Student college loan default rates have nearly doubled in recent years. The three-year default rate exceeds 13 percent nationally. Tracking and reporting default rates is a crucial means of monitoring how well higher education dollars are spent. Yet, the way default data is gathered, measured, and reported by the federal government clouds institutional accountability. Limitations in the data—from not including which types of students are more likely to default on their loans to which majors have more defaults—make it even more difficult for prospective students and their parents to make the best decisions about college loans.
In Debt and In the Dark: It’s Time for Better Information on Student Loan Defaults by Education Sector Research Director Andrew Gillen examines default rates at American colleges and demonstrates how using input-adjusted rates can indicate if schools are doing better—or worse—than expected in preparing their students for success.
By combining federal data from the Integrated Postsecondary Education Data System (IPEDS) and the Student Financial Aid database, Gillen illustrates through a series of charts, how adjusting for just two risk factors affects the range of default rates among colleges with similar students and provides a fuller picture of how well certain schools are preparing students for life after college.

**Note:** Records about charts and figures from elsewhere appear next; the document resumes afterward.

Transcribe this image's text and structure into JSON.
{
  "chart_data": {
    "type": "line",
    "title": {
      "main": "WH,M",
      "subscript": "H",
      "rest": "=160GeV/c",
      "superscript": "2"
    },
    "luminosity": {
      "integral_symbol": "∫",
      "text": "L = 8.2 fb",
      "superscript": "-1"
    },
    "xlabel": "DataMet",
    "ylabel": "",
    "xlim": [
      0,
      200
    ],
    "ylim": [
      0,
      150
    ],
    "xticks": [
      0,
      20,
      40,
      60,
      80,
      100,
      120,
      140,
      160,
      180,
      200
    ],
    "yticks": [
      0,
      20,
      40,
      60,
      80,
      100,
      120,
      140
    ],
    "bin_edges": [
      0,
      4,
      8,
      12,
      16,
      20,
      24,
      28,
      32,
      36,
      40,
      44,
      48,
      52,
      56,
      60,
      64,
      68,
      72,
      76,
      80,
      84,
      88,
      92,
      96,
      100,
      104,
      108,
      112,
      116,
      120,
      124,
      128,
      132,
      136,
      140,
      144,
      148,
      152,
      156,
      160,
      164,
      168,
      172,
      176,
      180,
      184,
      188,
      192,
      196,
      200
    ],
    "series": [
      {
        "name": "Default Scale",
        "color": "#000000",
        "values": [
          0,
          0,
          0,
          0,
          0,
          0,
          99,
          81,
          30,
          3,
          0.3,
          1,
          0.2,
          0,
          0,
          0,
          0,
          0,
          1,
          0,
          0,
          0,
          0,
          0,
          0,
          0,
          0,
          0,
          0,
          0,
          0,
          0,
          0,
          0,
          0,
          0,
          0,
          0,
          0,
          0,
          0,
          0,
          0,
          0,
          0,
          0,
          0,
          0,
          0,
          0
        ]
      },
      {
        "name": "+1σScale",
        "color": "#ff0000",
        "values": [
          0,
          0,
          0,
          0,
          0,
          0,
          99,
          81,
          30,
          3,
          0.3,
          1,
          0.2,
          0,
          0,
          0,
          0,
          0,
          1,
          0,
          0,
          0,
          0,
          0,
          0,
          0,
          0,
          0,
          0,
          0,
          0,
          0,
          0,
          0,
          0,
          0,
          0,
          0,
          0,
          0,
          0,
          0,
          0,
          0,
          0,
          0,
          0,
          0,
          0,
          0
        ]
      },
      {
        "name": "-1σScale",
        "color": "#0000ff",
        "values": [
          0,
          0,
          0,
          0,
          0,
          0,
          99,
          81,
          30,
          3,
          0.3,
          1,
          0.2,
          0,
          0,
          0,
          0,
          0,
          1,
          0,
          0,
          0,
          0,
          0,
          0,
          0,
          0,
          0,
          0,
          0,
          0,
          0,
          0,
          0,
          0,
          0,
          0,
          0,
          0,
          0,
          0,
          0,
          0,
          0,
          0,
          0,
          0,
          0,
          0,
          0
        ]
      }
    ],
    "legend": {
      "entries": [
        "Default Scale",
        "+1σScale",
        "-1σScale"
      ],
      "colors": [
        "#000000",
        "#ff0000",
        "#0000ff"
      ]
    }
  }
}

Gillen also finds that pairing a school’s default rate with its graduation rate gives an even clearer understanding of college outcomes. These changes would be an immediate improvement to an existing higher education accountability system.
“Given the importance of defaults, and the recent jump in their numbers,” argues Gillen, “it makes sense for the government to provide more detailed information on defaults, not just as an accountability lever but as a basic consumer right.”